D'après l’agence semi-officielle ISNA, samedi, citant un membre de la commission économique du parlement, Saeed Rahmatzadeh, qu’un projet de loi a été préparé pour facturer les navires transitant par ce détroit stratégique.
Le 2 mars, l’Iran avait annoncé des restrictions de navigation dans le détroit, avertissant qu’il pourrait cibler les navires tentant de traverser sans coordination, en réponse aux frappes américano-israéliennes en cours.
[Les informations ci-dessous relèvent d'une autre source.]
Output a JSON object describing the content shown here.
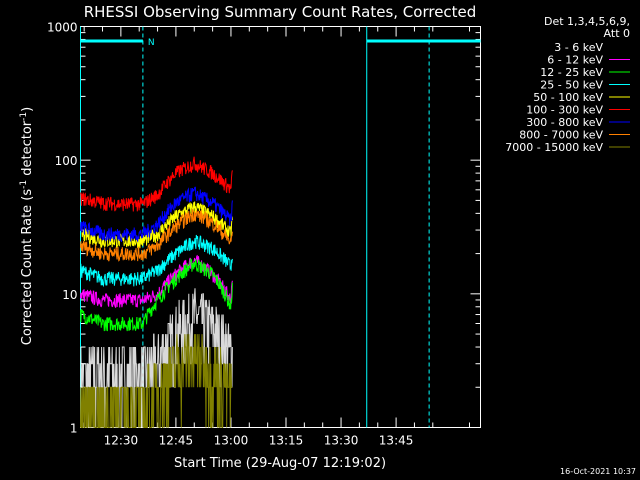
{
  "chart_data": {
    "type": "line",
    "title": "RHESSI Observing Summary Count Rates, Corrected",
    "xlabel": "Start Time (29-Aug-07 12:19:02)",
    "ylabel_main": "Corrected Count Rate (s",
    "ylabel_sup1": "-1",
    "ylabel_mid": " detector",
    "ylabel_sup2": "-1",
    "ylabel_end": ")",
    "yscale": "log",
    "ylim": [
      1,
      1000
    ],
    "xlim_minutes": [
      19,
      128
    ],
    "x_ticks": [
      {
        "label": "12:30",
        "minute": 30
      },
      {
        "label": "12:45",
        "minute": 45
      },
      {
        "label": "13:00",
        "minute": 60
      },
      {
        "label": "13:15",
        "minute": 75
      },
      {
        "label": "13:30",
        "minute": 90
      },
      {
        "label": "13:45",
        "minute": 105
      }
    ],
    "y_ticks": [
      {
        "label": "1",
        "value": 1
      },
      {
        "label": "10",
        "value": 10
      },
      {
        "label": "100",
        "value": 100
      },
      {
        "label": "1000",
        "value": 1000
      }
    ],
    "legend_header": [
      "Det 1,3,4,5,6,9,",
      "Att 0"
    ],
    "legend_placement": "right",
    "series": [
      {
        "name": "3 - 6 keV",
        "color": "#000000",
        "x": [
          19,
          25,
          30,
          36,
          40,
          45,
          50,
          55,
          60,
          60.5
        ],
        "y": [
          2.5,
          2.5,
          2.5,
          2.5,
          3,
          5,
          7,
          5.5,
          3.5,
          3.5
        ]
      },
      {
        "name": "6 - 12 keV",
        "color": "#ff00ff",
        "x": [
          19,
          25,
          30,
          36,
          40,
          45,
          50,
          55,
          60,
          60.5
        ],
        "y": [
          10,
          9,
          9,
          9,
          10,
          14,
          18,
          14,
          9,
          15
        ]
      },
      {
        "name": "12 - 25 keV",
        "color": "#00ff00",
        "x": [
          19,
          25,
          30,
          36,
          40,
          45,
          50,
          55,
          60,
          60.5
        ],
        "y": [
          7,
          6,
          6,
          6,
          9,
          13,
          17,
          14,
          8,
          12
        ]
      },
      {
        "name": "25 - 50 keV",
        "color": "#00ffff",
        "x": [
          19,
          25,
          30,
          36,
          40,
          45,
          50,
          55,
          60,
          60.5
        ],
        "y": [
          15,
          13,
          13,
          13,
          15,
          20,
          25,
          22,
          16,
          22
        ]
      },
      {
        "name": "50 - 100 keV",
        "color": "#ffff00",
        "x": [
          19,
          25,
          30,
          36,
          40,
          45,
          50,
          55,
          60,
          60.5
        ],
        "y": [
          28,
          25,
          25,
          25,
          28,
          38,
          45,
          38,
          28,
          40
        ]
      },
      {
        "name": "100 - 300 keV",
        "color": "#ff0000",
        "x": [
          19,
          25,
          30,
          36,
          40,
          45,
          50,
          55,
          60,
          60.5
        ],
        "y": [
          52,
          48,
          47,
          47,
          55,
          80,
          95,
          80,
          60,
          85
        ]
      },
      {
        "name": "300 - 800 keV",
        "color": "#0000ff",
        "x": [
          19,
          25,
          30,
          36,
          40,
          45,
          50,
          55,
          60,
          60.5
        ],
        "y": [
          32,
          28,
          28,
          28,
          33,
          48,
          57,
          48,
          35,
          50
        ]
      },
      {
        "name": "800 - 7000 keV",
        "color": "#ff8000",
        "x": [
          19,
          25,
          30,
          36,
          40,
          45,
          50,
          55,
          60,
          60.5
        ],
        "y": [
          23,
          20,
          20,
          20,
          23,
          32,
          40,
          34,
          24,
          30
        ]
      },
      {
        "name": "7000 - 15000 keV",
        "color": "#808000",
        "x": [
          19,
          25,
          30,
          36,
          40,
          45,
          50,
          55,
          60,
          60.5
        ],
        "y": [
          1.5,
          1.5,
          1.5,
          1.5,
          2,
          3,
          3.5,
          2.8,
          1.8,
          1.8
        ]
      }
    ],
    "intervals": [
      {
        "label": "N",
        "start": 19,
        "end": 36
      },
      {
        "label": "",
        "start": 97,
        "end": 128
      }
    ],
    "vertical_lines": [
      19,
      36,
      97,
      114
    ]
  },
  "footer": {
    "timestamp": "16-Oct-2021 10:37"
  }
}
Environ 20 millions de barils de pétrole y transitent quotidiennement, faisant de ce passage un des points de passage énergétique les plus critiques au monde.
La perturbation actuelle a déjà entraîné une hausse des coûts d’expédition et d’assurance et suscité des inquiétudes économiques mondiales.
Vendredi, le ministre iranien des Affaires étrangères Abbas Araghchi a indiqué que Téhéran soutenait d’autres pays pour assurer le transit dans le détroit, précisant qu’un passage sûr pourrait être garanti si des États comme le Japon coordonnaient leurs opérations avec l’Iran.
Les frappes américano-israéliennes contre l’Iran ont commencé le 28 février, et Téhéran a riposté par des frappes répétées de drones et de missiles visant Israël et les pays du Golfe hébergeant des installations militaires américaines.